In de tussentijd zit Rosa Roozen niet stil, en werkt ze voor het nieuwe Nederlandse modemerk Sophie 1234567+. In juni presenteert ze opnieuw haar afstudeercollectie tijdens de Arnhemse Mode Biënnale, nu in combinatie met kleding van modeontwerpster Selina Parr. Roozens ambitie is werken voor eigenzinnige modeontwerpers. Wat ze zo aantrekkelijk vindt aan haar vak? “De mix van ambacht, techniek, inzicht en erg precies moeten werken. Waar ik goed in ben komt in mijn schoenen tot zijn recht.” Roozen ontdekte dit overigens nog maar drie jaar geleden, na een schoenenworkshop waar ze aan meedeed in het tweede jaar van de kunstacademie in Arnhem.  

Zo verging het ook haar oud-Arnhem klasgenoot Lieke de Koning (24). De Koning studeerde product design, wilde 3D producten ontwerpen, maar wist niet wat. Het kwartje viel na de workshop schoenenontwerpen. “Dat was het gewoon, daarin wilde ik goed worden.”

Net als Anna Korshun en Rosa Roozen heeft De Koning, die stage liep bij Hester Vlamings, het idee dat er op schoenengebied nog veel te leren valt. Haar plannen voor een eigen label – misschien een onderscheidende kinderschoenenlijn – liggen daarom voorlopig even stil. Na zes keer solliciteren naar een vaste ontwerpbaan, vond ze werk als ontwerpster bij Ferro Footwear in Waalwijk, een bedrijf dat in China gedeeltes van collecties produceert voor Wrangler, Le Coq Sportiv en Scapino.

Naast haar baan volgt ze de op de commercie gerichte opleiding Industrial Footwear.

Volgens Hester Vlamings is het slim om een opleiding te combineren met werkervaring opdoen in de industrie. Zo je breidt je netwerk uit zodat je als ontwerper laten makkelijker een eigen schoenenlabel kunt produceren. Ze is blij dat haar ex-stagiaire niet heeft gekozen voor een moeizaam bestaan als ambachtelijk schoenmaker. Net als ze vroeger zelf ervoer, valt daar nog steeds geen droog brood mee te verdienen. Het handjevol ontwerpers dat maatschoenen maakt overleeft volgens haar van subsidie of bijbaantjes.

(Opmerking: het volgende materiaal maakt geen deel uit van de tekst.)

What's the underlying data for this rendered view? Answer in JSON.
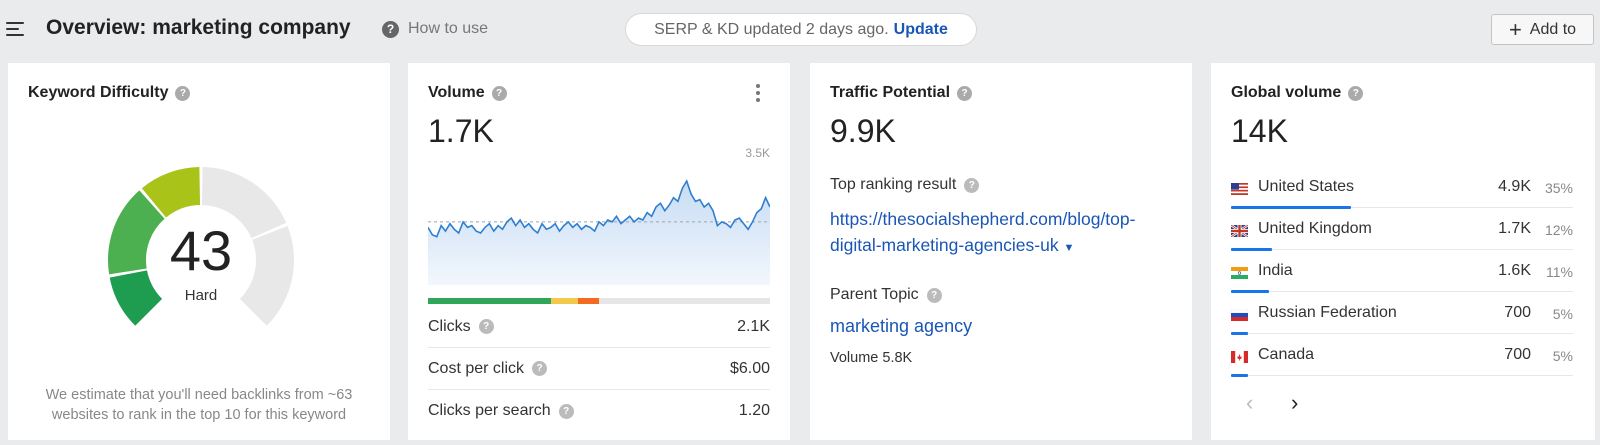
{
  "header": {
    "title": "Overview: marketing company",
    "how_to_use": "How to use",
    "serp_status": "SERP & KD updated 2 days ago.",
    "update_label": "Update",
    "add_to_label": "Add to"
  },
  "kd": {
    "title": "Keyword Difficulty",
    "value": "43",
    "level": "Hard",
    "score": 43,
    "note_line1": "We estimate that you'll need backlinks from ~63",
    "note_line2": "websites to rank in the top 10 for this keyword",
    "colors": {
      "segment1": "#1e9d50",
      "segment2": "#4caf50",
      "segment3": "#aac318",
      "track": "#e8e8e8"
    }
  },
  "volume": {
    "title": "Volume",
    "value": "1.7K",
    "chart_max_label": "3.5K",
    "clicks_split": [
      {
        "share": 0.36,
        "color": "#30a65a"
      },
      {
        "share": 0.08,
        "color": "#f2c94c"
      },
      {
        "share": 0.06,
        "color": "#f26b21"
      }
    ],
    "rows": [
      {
        "label": "Clicks",
        "value": "2.1K"
      },
      {
        "label": "Cost per click",
        "value": "$6.00"
      },
      {
        "label": "Clicks per search",
        "value": "1.20"
      }
    ]
  },
  "chart_data": {
    "type": "area",
    "title": "",
    "xlabel": "",
    "ylabel": "",
    "ylim": [
      0,
      3500
    ],
    "average": 1700,
    "series": [
      {
        "values": [
          1550,
          1350,
          1300,
          1600,
          1450,
          1650,
          1500,
          1400,
          1700,
          1550,
          1600,
          1450,
          1400,
          1550,
          1650,
          1450,
          1600,
          1500,
          1700,
          1800,
          1600,
          1750,
          1550,
          1650,
          1500,
          1400,
          1650,
          1500,
          1550,
          1650,
          1450,
          1600,
          1700,
          1550,
          1650,
          1500,
          1600,
          1550,
          1450,
          1700,
          1600,
          1750,
          1700,
          1850,
          1650,
          1750,
          1850,
          1700,
          1800,
          1750,
          1950,
          1850,
          2100,
          2200,
          2000,
          2150,
          2350,
          2250,
          2600,
          2800,
          2450,
          2250,
          2300,
          2100,
          2200,
          2000,
          1600,
          1700,
          1650,
          1550,
          1750,
          1800,
          1650,
          1500,
          1700,
          1950,
          2050,
          2350,
          2100
        ]
      }
    ]
  },
  "traffic": {
    "title": "Traffic Potential",
    "value": "9.9K",
    "top_result_label": "Top ranking result",
    "top_result_url_1": "https://thesocialshepherd.com/blog/top-",
    "top_result_url_2": "digital-marketing-agencies-uk",
    "parent_topic_label": "Parent Topic",
    "parent_topic": "marketing agency",
    "parent_volume": "Volume 5.8K"
  },
  "global": {
    "title": "Global volume",
    "value": "14K",
    "countries": [
      {
        "name": "United States",
        "volume": "4.9K",
        "pct": "35%",
        "share": 0.35,
        "flag": "us-flag-icon"
      },
      {
        "name": "United Kingdom",
        "volume": "1.7K",
        "pct": "12%",
        "share": 0.12,
        "flag": "uk-flag-icon"
      },
      {
        "name": "India",
        "volume": "1.6K",
        "pct": "11%",
        "share": 0.11,
        "flag": "india-flag-icon"
      },
      {
        "name": "Russian Federation",
        "volume": "700",
        "pct": "5%",
        "share": 0.05,
        "flag": "russia-flag-icon"
      },
      {
        "name": "Canada",
        "volume": "700",
        "pct": "5%",
        "share": 0.05,
        "flag": "canada-flag-icon"
      }
    ],
    "prev": "‹",
    "next": "›"
  }
}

“Ik heb er bij Lieke ontzettend achteraan gezeten dat ze werk ging zoeken”, zegt Vlamings. “Ik zei je gaat het me niet flikken dat je hier stage loopt en vervolgens achter de bar gaat staan en je talent verdoet en dan in een ateliertje schoenen gaat zitten maken”, zegt Vlamings boos. “Er is werk genoeg. Als industrieel schoenontwerper kun je prima je geld verdienen en daarnaast een eigen collectie maken. De tijd dat Nederlandse schoenbedrijven voor één dag een dure Italiaan voor 1500 gulden naar Nederland haalden om adviezen te geven is voorbij.

“Klopt”, beaamt Lieke de Koning die na zes keer solliciteren haar huidige baan vond en veel vacatures zag.”Wil je werken dan lukt het.”

EERDER GEPUBLICEERD IN HET PAROOL

 

Gerelateerde Artikelen:


Reageren is niet (meer) mogelijk.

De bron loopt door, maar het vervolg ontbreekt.